New Zimbabwe.com

Mangudya blames foreign nations for Zimbabwe’s poor investor confidence

By Alois Vinga


HOSTILE foreign policies by other countries are fueling lack of investor confidence in Zimbabwe, Central Bank Governor, John Mangudya has said.

The RBZ chief told a breakfast meeting Tuesday, that while there is need to find out why the country continues to face challenges in bringing investors, government policies should not face the entire blame.

“I can submit to you that it is the foreign policies that are weighing on us. The country has lost a lot of consolidated relationships over the past ten years, not because of domestic but foreign policies which are outside our control,” Mangudya said.

The Central Bank Governor revealed that Zimbabwe has been receiving the least investments than any other country in the region but argued the reasons for this cannot be domestic alone.

“We need to ask ourselves where the bigger weights are. We may need to find out how things like the Unites States imposed Zimbabwe Democracy and Economic Recovery Act (Zidera) have impacted on the economy,” he said.

The US enacted Zidera in 2001 arguing then President Robert Mugabe had violated human rights, stole elections and that the land expropriation exercise had upset property rights.

Mangudya maintained that President Emmerson Mnangagwa’s government has done well under difficult circumstances and urged powerful countries to appreciate his efforts.
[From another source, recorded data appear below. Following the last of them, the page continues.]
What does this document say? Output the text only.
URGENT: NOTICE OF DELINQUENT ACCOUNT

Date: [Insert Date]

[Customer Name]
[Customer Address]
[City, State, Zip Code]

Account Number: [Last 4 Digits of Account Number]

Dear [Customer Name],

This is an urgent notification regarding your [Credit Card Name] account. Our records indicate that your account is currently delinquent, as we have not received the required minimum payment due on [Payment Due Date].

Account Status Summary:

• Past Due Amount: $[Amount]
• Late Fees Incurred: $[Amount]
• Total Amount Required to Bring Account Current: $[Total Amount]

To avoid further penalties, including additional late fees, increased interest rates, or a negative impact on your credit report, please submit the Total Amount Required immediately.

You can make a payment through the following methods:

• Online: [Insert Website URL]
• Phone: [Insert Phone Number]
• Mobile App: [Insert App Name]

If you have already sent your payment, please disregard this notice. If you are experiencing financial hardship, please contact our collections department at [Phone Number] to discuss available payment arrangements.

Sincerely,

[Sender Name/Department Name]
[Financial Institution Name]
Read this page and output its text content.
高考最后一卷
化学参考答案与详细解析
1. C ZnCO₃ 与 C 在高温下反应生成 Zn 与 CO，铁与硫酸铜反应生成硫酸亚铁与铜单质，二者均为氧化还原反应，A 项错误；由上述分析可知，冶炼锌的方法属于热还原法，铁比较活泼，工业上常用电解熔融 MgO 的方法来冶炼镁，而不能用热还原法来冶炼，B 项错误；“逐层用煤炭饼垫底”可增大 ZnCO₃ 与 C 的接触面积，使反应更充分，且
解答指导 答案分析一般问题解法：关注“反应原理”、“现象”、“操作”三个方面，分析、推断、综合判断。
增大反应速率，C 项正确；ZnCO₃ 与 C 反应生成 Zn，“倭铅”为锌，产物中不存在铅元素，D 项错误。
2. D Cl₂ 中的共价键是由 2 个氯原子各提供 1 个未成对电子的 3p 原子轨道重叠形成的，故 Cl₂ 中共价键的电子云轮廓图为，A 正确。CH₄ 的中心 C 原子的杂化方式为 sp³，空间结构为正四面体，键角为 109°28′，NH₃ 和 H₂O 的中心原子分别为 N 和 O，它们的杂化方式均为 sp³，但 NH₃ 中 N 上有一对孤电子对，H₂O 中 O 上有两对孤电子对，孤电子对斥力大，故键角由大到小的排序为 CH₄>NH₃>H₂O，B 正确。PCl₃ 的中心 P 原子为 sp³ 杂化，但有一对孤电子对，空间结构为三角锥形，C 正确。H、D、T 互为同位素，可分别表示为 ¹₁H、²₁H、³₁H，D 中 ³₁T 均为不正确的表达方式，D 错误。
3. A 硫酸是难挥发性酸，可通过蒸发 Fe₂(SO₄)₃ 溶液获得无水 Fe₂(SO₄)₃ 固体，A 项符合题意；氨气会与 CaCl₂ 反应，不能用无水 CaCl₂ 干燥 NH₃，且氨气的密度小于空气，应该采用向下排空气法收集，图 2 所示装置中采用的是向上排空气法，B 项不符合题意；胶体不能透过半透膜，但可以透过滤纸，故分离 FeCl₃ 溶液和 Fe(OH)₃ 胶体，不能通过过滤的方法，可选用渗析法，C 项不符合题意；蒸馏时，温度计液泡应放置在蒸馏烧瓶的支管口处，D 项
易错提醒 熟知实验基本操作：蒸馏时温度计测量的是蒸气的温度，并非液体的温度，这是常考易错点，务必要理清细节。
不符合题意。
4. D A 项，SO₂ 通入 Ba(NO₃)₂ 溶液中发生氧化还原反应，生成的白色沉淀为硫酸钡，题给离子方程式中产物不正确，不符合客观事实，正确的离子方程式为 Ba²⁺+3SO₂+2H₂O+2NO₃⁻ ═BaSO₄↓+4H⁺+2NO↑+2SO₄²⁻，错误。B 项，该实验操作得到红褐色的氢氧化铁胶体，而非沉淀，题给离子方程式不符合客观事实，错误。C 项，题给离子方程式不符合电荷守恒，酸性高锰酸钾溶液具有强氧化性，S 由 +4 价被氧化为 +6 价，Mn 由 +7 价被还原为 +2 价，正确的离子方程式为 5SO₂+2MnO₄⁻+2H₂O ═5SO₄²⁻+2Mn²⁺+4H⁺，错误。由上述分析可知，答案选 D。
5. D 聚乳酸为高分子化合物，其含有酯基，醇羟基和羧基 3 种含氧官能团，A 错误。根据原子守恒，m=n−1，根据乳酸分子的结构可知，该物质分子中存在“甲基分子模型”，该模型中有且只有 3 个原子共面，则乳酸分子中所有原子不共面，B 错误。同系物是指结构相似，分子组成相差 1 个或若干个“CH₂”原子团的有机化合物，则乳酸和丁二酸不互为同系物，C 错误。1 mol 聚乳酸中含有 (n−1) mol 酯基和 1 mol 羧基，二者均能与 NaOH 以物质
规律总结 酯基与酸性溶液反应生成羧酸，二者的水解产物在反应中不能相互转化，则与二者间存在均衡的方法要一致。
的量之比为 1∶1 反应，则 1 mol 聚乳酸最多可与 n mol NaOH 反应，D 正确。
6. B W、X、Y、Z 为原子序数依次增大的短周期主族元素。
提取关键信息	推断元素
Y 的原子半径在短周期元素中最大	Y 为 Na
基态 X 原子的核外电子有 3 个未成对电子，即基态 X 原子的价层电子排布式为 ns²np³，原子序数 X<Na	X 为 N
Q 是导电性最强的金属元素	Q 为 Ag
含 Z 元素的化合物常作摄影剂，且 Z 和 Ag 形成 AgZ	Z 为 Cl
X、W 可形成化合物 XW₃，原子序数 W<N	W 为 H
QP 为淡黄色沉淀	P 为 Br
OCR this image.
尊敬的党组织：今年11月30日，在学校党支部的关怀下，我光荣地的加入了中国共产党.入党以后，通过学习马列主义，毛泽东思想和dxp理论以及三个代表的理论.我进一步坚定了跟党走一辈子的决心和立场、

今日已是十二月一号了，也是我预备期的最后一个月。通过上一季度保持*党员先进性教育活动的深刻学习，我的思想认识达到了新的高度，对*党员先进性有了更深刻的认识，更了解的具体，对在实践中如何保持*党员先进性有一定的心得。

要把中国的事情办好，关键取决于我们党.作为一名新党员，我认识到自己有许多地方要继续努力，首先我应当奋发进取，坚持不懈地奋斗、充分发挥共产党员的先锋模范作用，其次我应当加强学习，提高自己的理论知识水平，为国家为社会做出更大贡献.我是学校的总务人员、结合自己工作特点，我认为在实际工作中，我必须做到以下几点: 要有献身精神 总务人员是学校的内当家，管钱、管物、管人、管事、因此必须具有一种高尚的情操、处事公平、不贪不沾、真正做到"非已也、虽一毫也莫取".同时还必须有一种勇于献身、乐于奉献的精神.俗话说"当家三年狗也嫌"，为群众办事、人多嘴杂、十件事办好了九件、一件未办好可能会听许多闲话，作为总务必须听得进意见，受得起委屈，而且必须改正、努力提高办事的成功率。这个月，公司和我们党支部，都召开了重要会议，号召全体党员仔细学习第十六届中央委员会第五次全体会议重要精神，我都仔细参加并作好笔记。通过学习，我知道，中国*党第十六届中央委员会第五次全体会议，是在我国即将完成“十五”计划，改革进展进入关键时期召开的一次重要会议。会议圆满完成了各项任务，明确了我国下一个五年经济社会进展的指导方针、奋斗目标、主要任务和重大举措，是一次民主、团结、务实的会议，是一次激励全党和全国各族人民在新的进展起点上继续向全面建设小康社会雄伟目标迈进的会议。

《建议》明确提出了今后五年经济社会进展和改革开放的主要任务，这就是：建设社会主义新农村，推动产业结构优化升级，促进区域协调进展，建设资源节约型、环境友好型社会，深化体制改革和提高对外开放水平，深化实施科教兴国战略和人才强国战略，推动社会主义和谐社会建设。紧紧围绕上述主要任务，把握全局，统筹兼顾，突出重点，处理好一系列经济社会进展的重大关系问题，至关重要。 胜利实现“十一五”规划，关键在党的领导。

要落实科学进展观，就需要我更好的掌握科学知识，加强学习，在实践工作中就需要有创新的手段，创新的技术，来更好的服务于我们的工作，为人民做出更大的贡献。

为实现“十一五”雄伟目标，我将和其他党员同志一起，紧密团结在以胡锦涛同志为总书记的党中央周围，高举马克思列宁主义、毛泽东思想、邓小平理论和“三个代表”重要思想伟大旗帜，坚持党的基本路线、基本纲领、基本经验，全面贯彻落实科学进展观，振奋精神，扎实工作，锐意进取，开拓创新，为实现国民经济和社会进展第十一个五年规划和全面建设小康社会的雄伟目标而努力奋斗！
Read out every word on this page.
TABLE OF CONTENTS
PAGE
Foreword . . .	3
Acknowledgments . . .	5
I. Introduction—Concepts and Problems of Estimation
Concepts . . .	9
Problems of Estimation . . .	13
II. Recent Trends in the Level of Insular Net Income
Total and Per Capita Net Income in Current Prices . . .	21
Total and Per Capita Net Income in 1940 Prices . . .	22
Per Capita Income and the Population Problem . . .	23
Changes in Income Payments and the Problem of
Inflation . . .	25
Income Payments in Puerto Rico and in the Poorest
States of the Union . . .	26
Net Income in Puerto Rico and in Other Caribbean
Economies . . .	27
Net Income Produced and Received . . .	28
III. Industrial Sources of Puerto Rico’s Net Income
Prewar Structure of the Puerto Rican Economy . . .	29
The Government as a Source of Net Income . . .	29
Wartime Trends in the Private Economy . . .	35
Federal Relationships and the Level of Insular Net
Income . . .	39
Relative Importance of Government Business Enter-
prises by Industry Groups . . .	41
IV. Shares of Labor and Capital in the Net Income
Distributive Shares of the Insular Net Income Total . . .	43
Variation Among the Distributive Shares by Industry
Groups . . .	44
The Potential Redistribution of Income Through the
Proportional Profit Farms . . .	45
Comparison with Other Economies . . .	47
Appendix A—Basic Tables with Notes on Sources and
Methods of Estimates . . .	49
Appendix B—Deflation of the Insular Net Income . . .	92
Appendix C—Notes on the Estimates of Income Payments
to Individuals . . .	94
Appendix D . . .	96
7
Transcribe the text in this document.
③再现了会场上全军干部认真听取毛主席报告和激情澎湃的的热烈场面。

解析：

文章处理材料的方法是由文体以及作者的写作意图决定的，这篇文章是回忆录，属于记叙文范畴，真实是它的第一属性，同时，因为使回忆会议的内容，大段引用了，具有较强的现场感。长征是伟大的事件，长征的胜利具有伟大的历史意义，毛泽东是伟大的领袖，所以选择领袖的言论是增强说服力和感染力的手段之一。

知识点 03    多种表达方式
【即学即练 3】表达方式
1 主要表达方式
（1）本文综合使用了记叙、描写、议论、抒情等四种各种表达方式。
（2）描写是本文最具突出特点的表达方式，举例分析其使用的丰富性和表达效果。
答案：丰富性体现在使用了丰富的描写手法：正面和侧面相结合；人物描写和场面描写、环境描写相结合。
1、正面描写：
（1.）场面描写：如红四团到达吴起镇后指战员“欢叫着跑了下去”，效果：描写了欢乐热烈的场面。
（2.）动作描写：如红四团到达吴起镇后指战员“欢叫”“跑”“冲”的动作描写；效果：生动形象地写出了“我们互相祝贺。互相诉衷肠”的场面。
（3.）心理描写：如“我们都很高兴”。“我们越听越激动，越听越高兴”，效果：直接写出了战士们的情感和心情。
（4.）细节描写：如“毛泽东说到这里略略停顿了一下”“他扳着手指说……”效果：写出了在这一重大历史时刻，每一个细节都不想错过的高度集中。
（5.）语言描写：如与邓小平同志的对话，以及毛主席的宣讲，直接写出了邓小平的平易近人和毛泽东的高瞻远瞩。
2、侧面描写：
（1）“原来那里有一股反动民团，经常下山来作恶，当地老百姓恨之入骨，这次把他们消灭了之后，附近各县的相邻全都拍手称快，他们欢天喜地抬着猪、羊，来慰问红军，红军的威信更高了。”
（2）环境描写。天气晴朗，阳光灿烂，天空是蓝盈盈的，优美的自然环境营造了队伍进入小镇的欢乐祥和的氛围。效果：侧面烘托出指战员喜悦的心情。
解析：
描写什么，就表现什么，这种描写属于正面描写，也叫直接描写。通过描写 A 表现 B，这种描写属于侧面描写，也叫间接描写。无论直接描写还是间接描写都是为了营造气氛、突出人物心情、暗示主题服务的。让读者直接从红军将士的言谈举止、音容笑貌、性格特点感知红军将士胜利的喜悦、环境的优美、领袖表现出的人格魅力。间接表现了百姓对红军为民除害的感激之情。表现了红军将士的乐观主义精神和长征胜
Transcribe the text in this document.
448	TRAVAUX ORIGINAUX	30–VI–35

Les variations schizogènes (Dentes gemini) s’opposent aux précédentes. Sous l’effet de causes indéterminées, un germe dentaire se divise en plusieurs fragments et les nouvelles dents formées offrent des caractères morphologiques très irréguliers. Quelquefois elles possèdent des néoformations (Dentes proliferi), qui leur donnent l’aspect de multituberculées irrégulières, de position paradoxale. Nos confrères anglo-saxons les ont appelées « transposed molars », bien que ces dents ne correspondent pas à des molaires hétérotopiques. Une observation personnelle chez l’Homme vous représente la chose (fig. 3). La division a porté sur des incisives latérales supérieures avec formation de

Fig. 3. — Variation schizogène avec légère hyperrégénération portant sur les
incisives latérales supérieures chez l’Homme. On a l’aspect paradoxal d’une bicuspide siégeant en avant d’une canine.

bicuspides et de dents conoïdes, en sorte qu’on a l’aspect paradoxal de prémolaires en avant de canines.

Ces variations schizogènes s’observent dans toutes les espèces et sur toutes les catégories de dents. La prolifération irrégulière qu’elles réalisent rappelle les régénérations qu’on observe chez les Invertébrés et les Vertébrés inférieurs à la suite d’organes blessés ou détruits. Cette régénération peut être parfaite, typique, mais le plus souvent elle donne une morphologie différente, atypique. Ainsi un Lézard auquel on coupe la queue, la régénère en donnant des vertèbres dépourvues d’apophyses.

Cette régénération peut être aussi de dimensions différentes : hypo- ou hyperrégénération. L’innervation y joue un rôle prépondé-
“Even the World Bank (WB) recently allocated funds to assist Cyclone Idai victims but Zimbabwe‘s funding is coming through third parties in the form of United Nations agencies and this is being caused by the geo-political factors,” Mangudya added.

Zimbabwe is struggling with foreign currency shortages due to depressed imports. This has had a negative impact on fuel prices and supplies in particular creating havoc in the economy.

While acknowledging Zimbabwe’s efforts to overhaul the Companies Act with a draft bill now before Parliament after extensive consultations among stakeholders, the multilateral institutions argue that the country has missed set data collection timetables.

The Insolvency Bill which will permit an expeditious turnaround of distressed companies and quick liquidation of unsalvageable entities thus preserving shareholder value and interest has been gazetted. However, this has since been withdrawn in order to make sure it’s aligned with the amended Companies Act.

On the other hand, the Manpower Act Amendment Bill, aimed at centralising the collection of manpower development levies and streamline payments under the paying taxes indicator also failed to meet the WB deadline as did the Shop Licenses Amendment Bill.